米国から中国への輸出は102.62億ドルで5カ月ぶり低水準となったのに対し、中国からの輸入は3カ月連続の増加で470.96億ドル。今年最大で8カ月ぶりの高水準となっています。
本日6日は2000億ドル相当の対中国追加関税リストに関するパブリックコメント終了期限。これをもってトランプ米大統領は躊躇なく、追加関税発動を宣言することになりそうです。
5日のNY金相場は0.18%の小幅反発。前日安値1195.1ドルから徐々に下値を切り上げる展開となってNY市場では1200ドルを回復、しかし上値は1205ドルにも届かず。この日の変動値幅は7.8ドルにとどまり年間平均13.3ドルの半分強。ドイツ連立与党のキリスト教社会同盟(CSU)がECBの緩和政策は早期終了すべきとの見解を示したことがユーロ買い材料となり、英独が英EU離脱に関する主な要求を取り下げたことで合意に向けた交渉進展期待によるポンド急騰に連れてユーロも買われ、ドル高の巻き戻しが進行したことがサポート材料に。1203.6ドルまで低下してきた20日移動平均線に上値を押さえられ、日々上値を切り下げる展開にもなっており、反発基調再開に向けてはこのラインが抵抗水準となる前に上抜けておきたいところ。ただ、その上には1220ドルが強めの抵抗水準となる可能性も。これも上抜けできれば8月後半の急落前の保ち合い水準も超えて7月上旬の水準1250ドル台を目指すような流れに発展する可能性も。下方向には1190ドルが重要なサポート水準。

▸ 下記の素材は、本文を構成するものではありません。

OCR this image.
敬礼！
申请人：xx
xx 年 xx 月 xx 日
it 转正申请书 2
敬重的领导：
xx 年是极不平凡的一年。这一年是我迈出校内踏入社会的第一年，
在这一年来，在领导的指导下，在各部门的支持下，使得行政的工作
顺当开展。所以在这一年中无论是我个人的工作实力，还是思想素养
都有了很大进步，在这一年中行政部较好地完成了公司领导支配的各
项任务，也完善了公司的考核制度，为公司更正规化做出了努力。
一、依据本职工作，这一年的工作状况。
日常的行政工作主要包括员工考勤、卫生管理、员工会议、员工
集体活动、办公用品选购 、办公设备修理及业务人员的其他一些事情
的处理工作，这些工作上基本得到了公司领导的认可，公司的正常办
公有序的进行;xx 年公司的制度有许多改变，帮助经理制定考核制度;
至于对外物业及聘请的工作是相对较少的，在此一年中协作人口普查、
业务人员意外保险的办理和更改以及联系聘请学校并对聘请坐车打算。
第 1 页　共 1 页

NYプラチナ相場は+6.1ドル、0.78%高となって4日ぶりの反発。時間外には南アランド安にも連れる形となって軟調推移となり770ドル付近まで売られる場面もあったものの、NY市場では金の堅調推移に追随して780ドル台を回復、770ドル台での底堅さも確認する格好に。ただし金と同様に日々上値を切り下げる展開が続いており、目先は20日移動平均線(795.7)が上方向への攻防ラインに。これを超えると800ドルの心理的節目から800ドル台半ばまでの水準が抵抗水準。これも上抜けできれば半月以上続く安値圏での保ち合いを上抜ける形となり、急落前の保ち合い上限、850ドル台を目指すような流れとなる可能性も。
ドル円はわずかに続伸もほぼ横ばい推移。欧州通貨買いが優勢となってドル安傾向となり、東京時間と欧州時間に111円70銭台を2度トライして失敗。テクニカルな節目も多数集中するこの111円台後半の水準を超える為にはまだパワー不足の感も。上ヒゲの長い「トウバ」のような足型を残し、今朝の東京市場でもやや軟調な展開となって111円台前半へ。台風直撃による関西国際空港閉鎖に続き、今朝には北海道での震度6強の地震もあり、道内全域が停電、札幌証券取引所全銘柄が売買停止となり、4日続落後の日経平均も今朝は軟調推移。国内2大観光拠点の被災は今後の円高要因にも。111円ちょうどから111円80銭までのレンジでの保ち合い推移は続き、雇用統計や米中関税対応などで予想外の結果や動向となればレンジブレイクも。上方向なら目標水準は113円台前半へ、下方ブレイクなら目標109円台前半も。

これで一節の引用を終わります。